By friendly fire, apparently!
Worth noting that the material is not conductive or otherwise metallic in any way. In a lot of ways this material is similar to Alumina (Sapphire) which you could also describe as "Transparent Aluminum".
Conductive transparent materials do exist (see ITO https://en.wikipedia.org/wiki/Indium_tin_oxide), but this is not it.
It's also highly brittle, with a fracture toughness of 2 MPa.m1/2 -- which makes it only marginally tougher than borosilicate glass, and broadly equivalent to many brittle ceramics such as silicon carbide.
6061 aluminum has a fracture toughness of roughly 29 MPa.m1/2.
So "transparent aluminum" exhibits fracture behavior that is much more glass-like than aluminum-like.
Yeah, I was kind of wondering what they need that nitrogen there for.

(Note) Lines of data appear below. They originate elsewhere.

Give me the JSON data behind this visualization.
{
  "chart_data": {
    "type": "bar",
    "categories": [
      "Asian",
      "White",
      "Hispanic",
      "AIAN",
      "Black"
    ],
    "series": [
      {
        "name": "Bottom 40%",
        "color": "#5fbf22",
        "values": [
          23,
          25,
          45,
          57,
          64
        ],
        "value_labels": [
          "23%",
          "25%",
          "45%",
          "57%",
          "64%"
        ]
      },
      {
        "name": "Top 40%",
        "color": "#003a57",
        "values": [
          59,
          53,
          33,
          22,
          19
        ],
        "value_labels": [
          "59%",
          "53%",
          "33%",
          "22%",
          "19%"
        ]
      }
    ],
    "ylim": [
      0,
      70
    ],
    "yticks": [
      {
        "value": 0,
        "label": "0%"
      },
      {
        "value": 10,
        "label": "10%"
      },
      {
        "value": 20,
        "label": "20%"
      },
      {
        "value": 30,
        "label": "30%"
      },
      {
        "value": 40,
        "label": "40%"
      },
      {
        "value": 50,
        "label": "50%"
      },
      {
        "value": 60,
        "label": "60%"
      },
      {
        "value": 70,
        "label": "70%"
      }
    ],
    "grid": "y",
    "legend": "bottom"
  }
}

Maybe ALON is easier to manufacture in bulk or something...
Not sure I would qualify ITO as transparent. The thicker the coating the less transmission (but lower resistance) you get.
I wish there was an actual picture instead of just a molecular structure graph.
I found one here: https://makezine.com/article/science/transparent-aluminum/
Also a video of it being used as Armor? https://www.youtube.com/watch?v=RnUszxx2pYc
Or just saphire (Al2O3).
Fancy watches still use sapphire “glass” displays right?
I recall complaints (on youtube?) that Apple's sapphire glass formulation on the Apple watch can be scratched by pure sapphire, but presumably it trades off some scratch resistance for greater impact resistance, though it's probably still more brittle than regular gorilla glass.
Samsung Note-3 had tiny sapphire cover over main camera lens.
Technically, the Wikipedia article is called Aluminium oxynitride. Please don't tell the mod. This title (Transparent Aluminum) is more informative and also works as a Star Trek reference, which isn't a bad thing.
> This title is more informative
No, it is not. It is no more "transparent aluminium" than glass is a "transparent silicon".
I mean, thats more or less correct, though. It just isn't like, what we make interstellar spaceship chassis out of. But we might put it in windows of the ISS.
core memory unlocked! https://starwars.fandom.com/wiki/Transparisteel
How do you cut it, I wonder? Tile cutting saw? Water jet? Can it be scored and broken in a straight line like glass?
Yes. It's just like processing any other ceramic
Hello computer?
So, after yesterday's article on vacuum baloons, would this be a candidate for the hull material?